In the RPG programming area, COMMON has courses of study in basic RPG programming, advanced RPG programming, generic application development methods, and RPG certification training. COMMON also had labs in RPG III, RPG IV for RPG III programmers, ILE RPG, RPG IV for OS/400 V4R2, Java for the RPG Programmer, RPG “Free Stuff,” Advanced ILE, RPG IV Using Procedures, CODE/400 Advanced Topics, and VisualAge for RPG Advanced Topics.
COMMON is by no means the only place to attend seminars. Once a year, IBM holds the AS/400 Advanced Technical Conference—this year, it is in La Hulpe, Belgium, in September—as well as the regular AS/400
Technical Conferences, which will be held in late June in Las Vegas, Nevada, and in late October in Nashville, Tennessee. Admission rates for the conference in Belgium haven’t been set yet, but the Las Vegas conference will cost $1,395. The curricula for these three conferences are not up yet, but they offer the same kinds of seminars and labs as are held at COMMON.

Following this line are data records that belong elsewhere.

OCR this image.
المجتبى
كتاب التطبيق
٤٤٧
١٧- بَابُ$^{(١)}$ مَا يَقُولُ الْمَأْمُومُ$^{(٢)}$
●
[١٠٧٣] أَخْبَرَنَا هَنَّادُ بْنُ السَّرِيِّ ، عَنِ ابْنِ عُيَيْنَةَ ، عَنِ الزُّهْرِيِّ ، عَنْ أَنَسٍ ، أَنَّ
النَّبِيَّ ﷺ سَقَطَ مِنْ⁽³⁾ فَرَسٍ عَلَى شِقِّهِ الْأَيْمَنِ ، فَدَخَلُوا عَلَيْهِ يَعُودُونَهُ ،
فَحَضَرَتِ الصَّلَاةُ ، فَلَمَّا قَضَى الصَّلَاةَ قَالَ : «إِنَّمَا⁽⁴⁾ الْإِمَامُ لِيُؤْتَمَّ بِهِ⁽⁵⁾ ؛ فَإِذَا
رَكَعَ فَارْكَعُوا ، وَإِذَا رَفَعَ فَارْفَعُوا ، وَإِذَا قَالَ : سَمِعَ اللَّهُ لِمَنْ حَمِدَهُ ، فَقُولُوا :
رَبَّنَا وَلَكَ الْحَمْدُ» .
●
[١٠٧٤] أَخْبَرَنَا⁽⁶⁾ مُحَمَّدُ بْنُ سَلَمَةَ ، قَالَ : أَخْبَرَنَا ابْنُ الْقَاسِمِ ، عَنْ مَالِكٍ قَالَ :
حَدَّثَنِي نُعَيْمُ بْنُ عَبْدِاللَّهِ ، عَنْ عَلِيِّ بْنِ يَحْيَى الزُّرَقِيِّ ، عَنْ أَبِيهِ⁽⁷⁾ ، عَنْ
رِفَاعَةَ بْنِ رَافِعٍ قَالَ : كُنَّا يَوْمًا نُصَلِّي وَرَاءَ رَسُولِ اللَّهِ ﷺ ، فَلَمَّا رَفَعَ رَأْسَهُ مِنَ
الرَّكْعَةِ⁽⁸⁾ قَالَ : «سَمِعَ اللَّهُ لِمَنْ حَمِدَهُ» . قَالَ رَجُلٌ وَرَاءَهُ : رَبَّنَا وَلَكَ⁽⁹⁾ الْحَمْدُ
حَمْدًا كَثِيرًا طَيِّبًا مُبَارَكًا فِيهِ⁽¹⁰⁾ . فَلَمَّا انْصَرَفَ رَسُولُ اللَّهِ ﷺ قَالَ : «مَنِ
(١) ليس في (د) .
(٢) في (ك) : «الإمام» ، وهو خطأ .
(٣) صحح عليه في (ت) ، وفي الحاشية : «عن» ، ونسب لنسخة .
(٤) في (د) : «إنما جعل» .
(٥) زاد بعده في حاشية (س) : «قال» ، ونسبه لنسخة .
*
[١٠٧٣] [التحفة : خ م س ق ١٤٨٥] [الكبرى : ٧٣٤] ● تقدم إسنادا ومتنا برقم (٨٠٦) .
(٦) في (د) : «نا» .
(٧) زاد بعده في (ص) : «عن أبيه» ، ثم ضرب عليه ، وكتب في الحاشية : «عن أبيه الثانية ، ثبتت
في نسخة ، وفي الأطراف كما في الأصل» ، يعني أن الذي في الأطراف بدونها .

Similarly, Midrange Computing (another AS/400 University member) offers seminars to AS/400 shops looking to beef up their programmers’ RPG skills. MC is offering its Introduction to RPG IV seminar in five
U.S. cities this year for $495. Hotel room rates in the cities where the seminars are held range from $99 to $190. If companies combine this RPG IV seminar with the Advanced RPG IV with ILE seminar, the price for the two seminars combined drops to $795.